Representatives from the Solidarity Movement met with the U.S. Senate and House Foreign Affairs Committees in Washington, D.C., advocating for South Africa’s continued inclusion in AGOA. Concurrently, the delegation pressed for the U.S. to critique the ANC government’s growing ties with authoritarian nations like Russia, China, and Iran, and its handling of issues like corruption, infrastructure decay, and minority discrimination.

Jaco Kleynhans, the Movement’s International Liaison head, noted the U.S. Congress’s renewed interest in South Africa’s global role. He pointed to concerns raised in Washington over South Africa’s non-aligned stance, especially after the war in Ukraine and the recent BRICS Summit. “South Africa remains a democracy, and the U.S. can leverage its influence to ensure it stays that way,” Kleynhans said.

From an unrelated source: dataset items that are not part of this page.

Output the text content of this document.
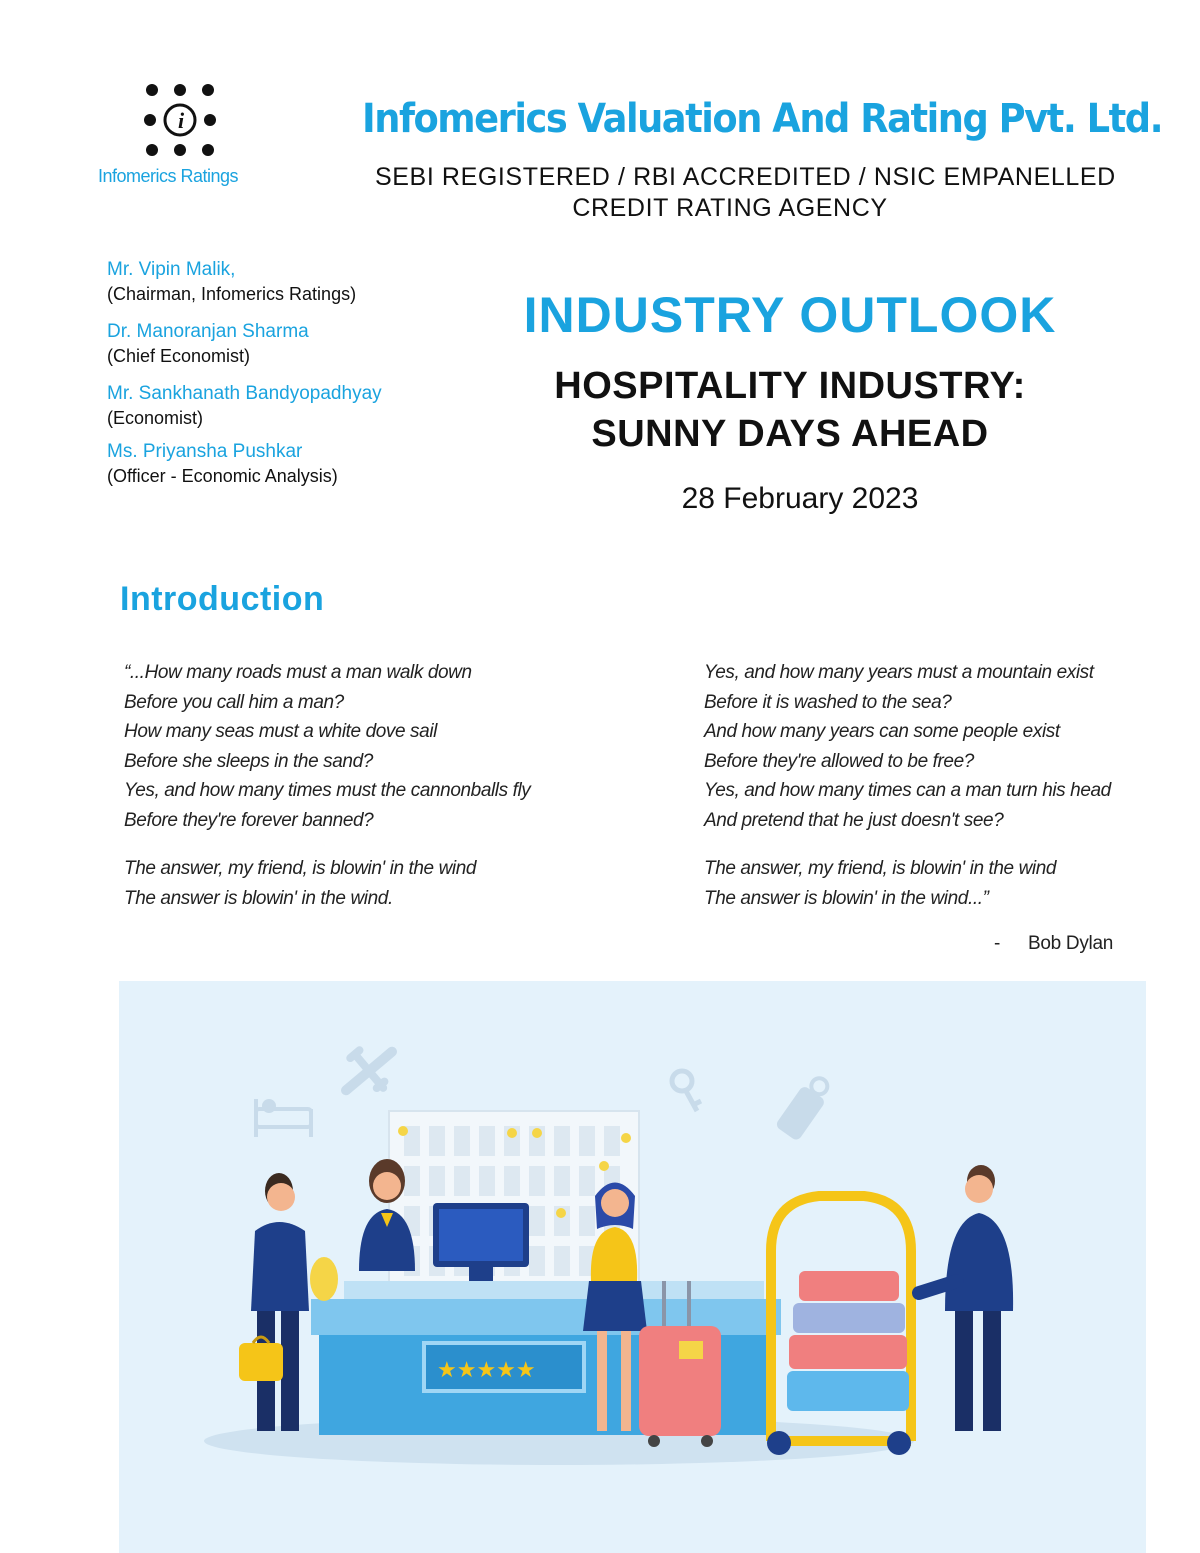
i
Infomerics Ratings
Infomerics Valuation And Rating Pvt. Ltd.
SEBI REGISTERED / RBI ACCREDITED / NSIC EMPANELLED
CREDIT RATING AGENCY
Mr. Vipin Malik,
(Chairman, Infomerics Ratings)
Dr. Manoranjan Sharma
(Chief Economist)
Mr. Sankhanath Bandyopadhyay
(Economist)
Ms. Priyansha Pushkar
(Officer - Economic Analysis)
INDUSTRY OUTLOOK
HOSPITALITY INDUSTRY:
SUNNY DAYS AHEAD
28 February 2023
Introduction
“...How many roads must a man walk down
Before you call him a man?
How many seas must a white dove sail
Before she sleeps in the sand?
Yes, and how many times must the cannonballs fly
Before they're forever banned?
The answer, my friend, is blowin' in the wind
The answer is blowin' in the wind.
Yes, and how many years must a mountain exist
Before it is washed to the sea?
And how many years can some people exist
Before they're allowed to be free?
Yes, and how many times can a man turn his head
And pretend that he just doesn't see?
The answer, my friend, is blowin' in the wind
The answer is blowin' in the wind...”
- Bob Dylan
★★★★★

Over the coming weeks, the Solidarity Movement will engage with federal and state-level politicians across over ten U.S. states. Their goal is to safeguard member interests, especially in sectors like agriculture, mining, and car manufacturing, which are beneficiaries of the AGOA agreement.

Their U.S. visit aims to shape American policy toward South Africa directly. Beyond meeting lawmakers, the Movement will interact with advocacy groups and U.S. media to discuss South African affairs. They emphasise that amid the African continent’s challenges, South Africa can remain a beacon of democracy and free-market economy.


However, they stress the need for political change and international support for civil society, the private sector, and organisations fostering change in South Africa. The Solidarity Movement has called on the U.S. to:

1. Heighten pressure on the ANC, given its concerning alliances with nations like China and Russia.

2. Publicly condemn issues like corruption, power centralization within the ANC, and racially charged rhetoric.

3. Uphold strong economic ties, including AGOA, to bolster South Africa’s private sector and critics of the ANC.

4. Back civil groups and political opposition via moral and financial means, and offer them resources in the U.S.

5. Use international bodies, including the UN, to pressure the ANC.

The Solidarity Movement will also hold discussions with politicians in states like Texas, Michigan, Virginia, and South Carolina in the coming days.